Porch swings can add a homey, fun aesthetic to anyone’s house. Unfortunately, not everyone has a porch big enough to support a porch swing, which can be somewhat disappointing. So the question is, are there other places you can hang a porch swing, and can the space underneath the deck be one of those places?
A porch swing can indeed be hung underneath a deck as long as it is done correctly. The swing’s bolts must be secured to the deck’s joists/ceiling joists to be fully secure. An adequate amount of swinging room will need to be created both for safety reasons and swinging efficiency.
If you want to know more about where you can put a porch swing (other than a porch of course) you have come to the right place!
Read on to learn how to install one under your deck as well as the pros and cons of doing so. Hopefully, you’ll be able to decide what’s best for you, your home, and your porch swing!
Mounting a Porch Swing Under the Deck
Whether you mount a porch swing under the deck or on the porch, you will need to take similar steps. You will also need to take into account similar factors when hanging it. We wrote about those factors in-depth in our collection of porch swing articles here.
First, locate where the ceiling joists are. As mentioned before, the joists are where you will find the most support and security for your swing. 2×8, 2×6, or three 2×4 joists should be sufficient to support any average two-person porch swing.
Once you have located these joists, please make sure they have enough support on both ends. The last thing you need is for inadequately supported joists to become damaged under too much weight and stress.
This will not only be bad for your deck and your swing, but it could also prove to be a safety hazard. Don’t skimp as far as support and safety are concerned!
Porch Swing Hardware
Next, you will need to purchase either chains or ropes with a rating of at least 500 pounds (if not more — we wrote all about how much weight a porch swing can hold in this article). This will ensure that pretty much anybody will be safe to sit in the swing without fear of it crashing down. You will also need to buy hooks, screw eyes, or eye bolts to mount on the ceiling joists. If you are unsure about what size/length you need, talk to a professional.
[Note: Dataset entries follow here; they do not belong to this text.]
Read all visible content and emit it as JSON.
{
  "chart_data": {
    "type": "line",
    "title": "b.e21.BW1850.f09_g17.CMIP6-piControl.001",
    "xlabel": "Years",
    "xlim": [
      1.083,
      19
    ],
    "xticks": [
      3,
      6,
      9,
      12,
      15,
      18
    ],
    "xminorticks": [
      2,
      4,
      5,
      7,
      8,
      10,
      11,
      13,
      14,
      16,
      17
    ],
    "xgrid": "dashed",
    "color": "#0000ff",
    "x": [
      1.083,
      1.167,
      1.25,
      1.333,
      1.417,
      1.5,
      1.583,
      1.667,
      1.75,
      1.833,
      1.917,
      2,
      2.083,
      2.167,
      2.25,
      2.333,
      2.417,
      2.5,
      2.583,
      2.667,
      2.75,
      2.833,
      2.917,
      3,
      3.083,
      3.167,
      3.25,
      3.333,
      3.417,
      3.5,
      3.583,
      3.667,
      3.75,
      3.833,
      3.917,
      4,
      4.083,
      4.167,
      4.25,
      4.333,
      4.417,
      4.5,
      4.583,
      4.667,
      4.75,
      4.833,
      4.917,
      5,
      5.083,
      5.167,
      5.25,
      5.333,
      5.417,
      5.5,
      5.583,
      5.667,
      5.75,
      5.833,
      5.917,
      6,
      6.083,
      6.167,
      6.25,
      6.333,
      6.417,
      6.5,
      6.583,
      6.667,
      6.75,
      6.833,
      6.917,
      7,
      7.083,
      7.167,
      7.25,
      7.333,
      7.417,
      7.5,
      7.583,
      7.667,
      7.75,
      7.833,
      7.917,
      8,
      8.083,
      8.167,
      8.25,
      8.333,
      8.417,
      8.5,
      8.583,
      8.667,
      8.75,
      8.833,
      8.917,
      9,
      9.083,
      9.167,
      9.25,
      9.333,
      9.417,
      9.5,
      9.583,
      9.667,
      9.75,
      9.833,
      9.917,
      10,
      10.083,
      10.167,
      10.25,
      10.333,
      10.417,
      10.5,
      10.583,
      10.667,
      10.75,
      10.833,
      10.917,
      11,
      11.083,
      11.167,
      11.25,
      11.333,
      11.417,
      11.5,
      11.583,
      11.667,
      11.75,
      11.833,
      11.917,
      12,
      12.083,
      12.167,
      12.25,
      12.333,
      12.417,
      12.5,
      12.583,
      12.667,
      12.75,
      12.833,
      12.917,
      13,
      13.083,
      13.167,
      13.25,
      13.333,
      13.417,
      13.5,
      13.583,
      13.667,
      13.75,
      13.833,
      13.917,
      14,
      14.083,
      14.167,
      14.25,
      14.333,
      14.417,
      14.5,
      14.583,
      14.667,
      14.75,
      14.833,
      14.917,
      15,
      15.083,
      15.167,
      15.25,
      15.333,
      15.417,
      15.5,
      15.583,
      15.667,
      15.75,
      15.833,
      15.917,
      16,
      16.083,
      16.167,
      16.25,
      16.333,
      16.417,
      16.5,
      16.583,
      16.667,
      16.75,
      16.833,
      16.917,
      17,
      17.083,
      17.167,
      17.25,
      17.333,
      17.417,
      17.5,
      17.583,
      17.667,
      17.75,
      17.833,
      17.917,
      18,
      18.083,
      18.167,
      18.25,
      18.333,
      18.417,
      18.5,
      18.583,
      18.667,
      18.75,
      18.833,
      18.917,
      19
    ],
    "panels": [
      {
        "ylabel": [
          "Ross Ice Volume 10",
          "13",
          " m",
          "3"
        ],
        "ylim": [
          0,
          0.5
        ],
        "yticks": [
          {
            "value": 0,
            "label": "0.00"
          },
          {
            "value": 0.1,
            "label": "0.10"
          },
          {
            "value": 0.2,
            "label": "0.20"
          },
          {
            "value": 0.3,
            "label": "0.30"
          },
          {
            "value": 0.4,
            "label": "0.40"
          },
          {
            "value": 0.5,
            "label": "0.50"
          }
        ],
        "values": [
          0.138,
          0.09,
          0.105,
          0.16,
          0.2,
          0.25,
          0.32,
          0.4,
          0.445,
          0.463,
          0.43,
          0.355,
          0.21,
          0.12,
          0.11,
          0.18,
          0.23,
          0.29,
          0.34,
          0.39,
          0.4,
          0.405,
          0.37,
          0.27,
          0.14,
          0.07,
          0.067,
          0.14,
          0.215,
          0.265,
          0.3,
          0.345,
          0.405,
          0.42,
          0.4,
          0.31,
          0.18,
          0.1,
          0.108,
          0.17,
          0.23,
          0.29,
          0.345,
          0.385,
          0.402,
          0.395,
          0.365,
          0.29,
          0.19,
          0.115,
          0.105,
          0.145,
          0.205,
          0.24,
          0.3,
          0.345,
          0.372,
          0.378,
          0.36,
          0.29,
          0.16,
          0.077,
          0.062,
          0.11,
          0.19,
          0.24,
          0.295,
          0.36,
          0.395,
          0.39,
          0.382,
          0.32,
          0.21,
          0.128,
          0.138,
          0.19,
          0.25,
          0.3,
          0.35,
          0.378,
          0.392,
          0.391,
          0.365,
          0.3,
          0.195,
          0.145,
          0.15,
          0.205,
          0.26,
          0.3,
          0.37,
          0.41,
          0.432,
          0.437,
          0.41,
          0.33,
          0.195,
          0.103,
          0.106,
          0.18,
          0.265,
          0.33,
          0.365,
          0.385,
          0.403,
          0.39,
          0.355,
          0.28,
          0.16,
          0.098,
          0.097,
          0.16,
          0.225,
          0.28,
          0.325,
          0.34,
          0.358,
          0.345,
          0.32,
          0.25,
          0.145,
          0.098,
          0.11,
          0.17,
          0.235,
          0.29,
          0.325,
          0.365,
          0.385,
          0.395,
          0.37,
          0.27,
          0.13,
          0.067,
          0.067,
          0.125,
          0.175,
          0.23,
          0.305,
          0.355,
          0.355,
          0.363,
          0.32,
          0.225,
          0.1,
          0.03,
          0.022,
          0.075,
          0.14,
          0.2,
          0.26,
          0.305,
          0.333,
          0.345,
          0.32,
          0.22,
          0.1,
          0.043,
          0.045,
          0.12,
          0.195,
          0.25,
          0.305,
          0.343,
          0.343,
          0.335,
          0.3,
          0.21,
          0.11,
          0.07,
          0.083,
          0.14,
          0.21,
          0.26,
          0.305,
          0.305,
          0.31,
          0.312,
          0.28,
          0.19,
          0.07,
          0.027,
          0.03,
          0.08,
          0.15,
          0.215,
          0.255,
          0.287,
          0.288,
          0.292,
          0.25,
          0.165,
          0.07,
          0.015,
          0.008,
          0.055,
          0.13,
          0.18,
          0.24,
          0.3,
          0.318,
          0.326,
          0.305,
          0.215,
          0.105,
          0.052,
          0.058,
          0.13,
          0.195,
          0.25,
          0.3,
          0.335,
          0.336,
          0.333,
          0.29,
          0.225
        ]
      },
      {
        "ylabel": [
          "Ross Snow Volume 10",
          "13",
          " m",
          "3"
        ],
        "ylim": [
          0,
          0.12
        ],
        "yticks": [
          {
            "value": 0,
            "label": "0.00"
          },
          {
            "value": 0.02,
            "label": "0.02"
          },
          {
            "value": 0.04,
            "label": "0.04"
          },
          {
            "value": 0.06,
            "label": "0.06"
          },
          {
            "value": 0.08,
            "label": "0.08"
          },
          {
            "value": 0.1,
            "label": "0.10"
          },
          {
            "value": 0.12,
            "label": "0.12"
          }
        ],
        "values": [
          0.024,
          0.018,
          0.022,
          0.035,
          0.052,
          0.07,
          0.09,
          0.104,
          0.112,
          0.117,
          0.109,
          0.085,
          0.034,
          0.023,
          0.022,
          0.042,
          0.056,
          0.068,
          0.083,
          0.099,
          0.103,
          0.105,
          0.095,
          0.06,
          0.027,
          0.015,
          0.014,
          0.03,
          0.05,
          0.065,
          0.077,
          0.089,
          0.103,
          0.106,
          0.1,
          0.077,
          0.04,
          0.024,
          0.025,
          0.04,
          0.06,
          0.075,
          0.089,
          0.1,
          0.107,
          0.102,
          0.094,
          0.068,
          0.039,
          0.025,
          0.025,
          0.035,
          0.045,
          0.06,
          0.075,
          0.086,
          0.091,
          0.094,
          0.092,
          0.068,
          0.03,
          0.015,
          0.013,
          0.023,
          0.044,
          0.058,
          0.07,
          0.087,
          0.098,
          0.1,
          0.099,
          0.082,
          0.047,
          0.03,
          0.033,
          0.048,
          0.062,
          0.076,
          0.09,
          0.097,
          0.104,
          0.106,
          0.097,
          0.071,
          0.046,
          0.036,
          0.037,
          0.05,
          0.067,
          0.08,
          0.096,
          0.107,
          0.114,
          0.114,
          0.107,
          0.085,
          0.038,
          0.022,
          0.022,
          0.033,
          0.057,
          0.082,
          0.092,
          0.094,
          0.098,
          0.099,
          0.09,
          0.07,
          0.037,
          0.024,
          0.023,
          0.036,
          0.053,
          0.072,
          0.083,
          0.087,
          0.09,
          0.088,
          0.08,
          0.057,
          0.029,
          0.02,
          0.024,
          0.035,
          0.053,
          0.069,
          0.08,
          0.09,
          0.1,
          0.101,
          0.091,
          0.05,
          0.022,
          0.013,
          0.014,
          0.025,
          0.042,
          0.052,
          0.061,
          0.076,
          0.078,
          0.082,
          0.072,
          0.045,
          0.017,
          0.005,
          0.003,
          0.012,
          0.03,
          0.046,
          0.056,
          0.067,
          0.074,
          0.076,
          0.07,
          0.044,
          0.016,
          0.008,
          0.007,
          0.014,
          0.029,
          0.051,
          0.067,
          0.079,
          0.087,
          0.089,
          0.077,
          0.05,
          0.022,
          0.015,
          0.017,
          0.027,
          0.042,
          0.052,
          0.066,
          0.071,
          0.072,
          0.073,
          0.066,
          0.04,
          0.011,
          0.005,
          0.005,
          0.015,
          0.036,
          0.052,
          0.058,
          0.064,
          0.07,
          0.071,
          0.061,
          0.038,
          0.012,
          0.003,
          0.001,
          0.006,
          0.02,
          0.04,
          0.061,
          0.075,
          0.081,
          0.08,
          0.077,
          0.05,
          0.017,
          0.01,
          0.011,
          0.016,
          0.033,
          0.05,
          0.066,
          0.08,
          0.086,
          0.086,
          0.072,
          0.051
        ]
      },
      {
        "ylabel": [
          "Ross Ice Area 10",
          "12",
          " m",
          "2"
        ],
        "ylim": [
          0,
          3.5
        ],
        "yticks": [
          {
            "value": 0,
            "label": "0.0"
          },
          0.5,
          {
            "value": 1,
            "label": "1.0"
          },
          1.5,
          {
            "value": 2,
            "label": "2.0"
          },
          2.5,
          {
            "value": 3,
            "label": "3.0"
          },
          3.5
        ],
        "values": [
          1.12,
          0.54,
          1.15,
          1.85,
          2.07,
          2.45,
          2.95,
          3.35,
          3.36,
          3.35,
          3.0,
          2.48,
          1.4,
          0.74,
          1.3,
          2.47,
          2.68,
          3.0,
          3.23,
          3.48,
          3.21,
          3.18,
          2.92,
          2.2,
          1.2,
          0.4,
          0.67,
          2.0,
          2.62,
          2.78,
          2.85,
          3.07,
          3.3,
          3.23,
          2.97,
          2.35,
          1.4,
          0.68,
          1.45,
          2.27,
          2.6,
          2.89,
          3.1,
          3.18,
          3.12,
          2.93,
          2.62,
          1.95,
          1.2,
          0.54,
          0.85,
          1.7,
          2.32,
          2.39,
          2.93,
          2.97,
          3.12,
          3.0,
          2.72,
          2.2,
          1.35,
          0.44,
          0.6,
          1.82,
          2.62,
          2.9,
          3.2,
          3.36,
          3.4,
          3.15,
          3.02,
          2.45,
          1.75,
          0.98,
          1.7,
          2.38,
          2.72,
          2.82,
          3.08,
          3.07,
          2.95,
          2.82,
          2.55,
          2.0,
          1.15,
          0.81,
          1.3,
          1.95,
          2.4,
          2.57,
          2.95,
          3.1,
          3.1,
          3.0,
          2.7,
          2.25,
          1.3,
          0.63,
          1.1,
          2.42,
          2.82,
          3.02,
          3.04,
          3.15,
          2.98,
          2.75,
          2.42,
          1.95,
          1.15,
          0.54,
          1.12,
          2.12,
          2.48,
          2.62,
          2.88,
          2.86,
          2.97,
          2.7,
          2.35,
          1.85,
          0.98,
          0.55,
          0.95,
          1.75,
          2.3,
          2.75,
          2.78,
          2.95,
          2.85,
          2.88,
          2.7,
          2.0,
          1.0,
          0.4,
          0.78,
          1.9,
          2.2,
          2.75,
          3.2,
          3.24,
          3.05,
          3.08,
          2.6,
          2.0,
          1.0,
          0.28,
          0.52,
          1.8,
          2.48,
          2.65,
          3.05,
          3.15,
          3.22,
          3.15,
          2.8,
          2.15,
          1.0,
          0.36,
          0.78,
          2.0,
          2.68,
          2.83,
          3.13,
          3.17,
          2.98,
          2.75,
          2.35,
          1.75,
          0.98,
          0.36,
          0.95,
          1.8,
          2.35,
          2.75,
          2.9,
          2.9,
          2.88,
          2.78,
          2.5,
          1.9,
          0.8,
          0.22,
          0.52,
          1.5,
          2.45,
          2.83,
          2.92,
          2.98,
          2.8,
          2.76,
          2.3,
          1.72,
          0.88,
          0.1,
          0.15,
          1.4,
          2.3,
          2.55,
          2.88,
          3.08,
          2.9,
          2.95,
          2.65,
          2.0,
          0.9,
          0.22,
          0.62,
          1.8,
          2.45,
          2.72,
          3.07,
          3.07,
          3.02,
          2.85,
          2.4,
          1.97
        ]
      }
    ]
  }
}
You can even buy something like a hanger kit that contains lag screws and swivel-type hanger mounts. This will make the mounting process easier for sure! We also wrote about the best hardware to hang a porch swing here.
You want to measure for swinging space! The last thing you want is to be knocking into your house or decor while sitting on your porch swing. That will get irritating fast, plus it won’t be good for the swing or your house.
As a general rule, it’s best to have at least fourteen to sixteen inches of clearance on either side of the swing and forty-eight inches of swinging space. You will also want to have seventeen to nineteen inches of ground clearance, so plan accordingly when buying/measuring your rope or chains.
Since you have already located the ceiling joists, you can now begin installation! Install the eye bolts (or hooks), then your chains (or rope), and finally, the swing. Make sure it’s secure, and again, please make sure your joists can handle the weight so no accidents will happen.
The next and final step is to take a break and take a ride on your new swing! For a more detailed step-by-step guide, take a look at HomeDepot.com
Different Types of Porch Swings
As mentioned before, you must know what kind of porch swing you want before you start any kind of installation process. Let’s take a look at a few different kinds of swings!
First off, we have wooden swings. Basically, the biggest downside of having a wooden swing is the fact that it requires some upkeep since wood can rot and split or get discolored in the sun (cedar is the best pick, as we wrote about here). Otherwise, you simply can’t go wrong!
Wooden swings quite possibly have the largest selection of styles and designs to choose from. You can pick anything from rustic to farmhouse, and even then, the swing can be stained or painted to match your house.
Metal swings are a great thing too! These are pretty durable and will hold up under all kinds of stress. The only problem is, metal can get really hot in the sun which means the swing may not be all that comfortable to use during the summer months. Otherwise, it’s a great choice! Because metal doesn’t break as easily, you can choose a much more elaborate and delicate design for your swing.
Adirondack or Polywood swings are also growing in popularity. Adirondack furniture is made from high-density polyethylene (HDPE) whose largest component is recycled plastic and cardboard. This material does not spoil under chemicals, water, or even heat. It will take a lot to damage these swings, so a lot of people opt for them, especially since their color doesn’t usually fade over time.
The only downside is that they are super expensive!
If you’d prefer more of a classic style and look, you can always go with the timeless wicker swing. Wicker is one of the most comfortable options listed here because it can flex slightly when sat upon and will therefore conform more to your body shape.
Wicker can usually hold up with the proper care and should last you for several years. The only con to having a wicker swing is that it will probably take more maintenance than any other swing here, or at least more attention.
You can’t really leave a wicker swing outside all year round because the temperature and weather will do a number on it. It is recommended that you either bring it inside (especially during cold months and bouts of humidity) or cover it up when the weather is not agreeable.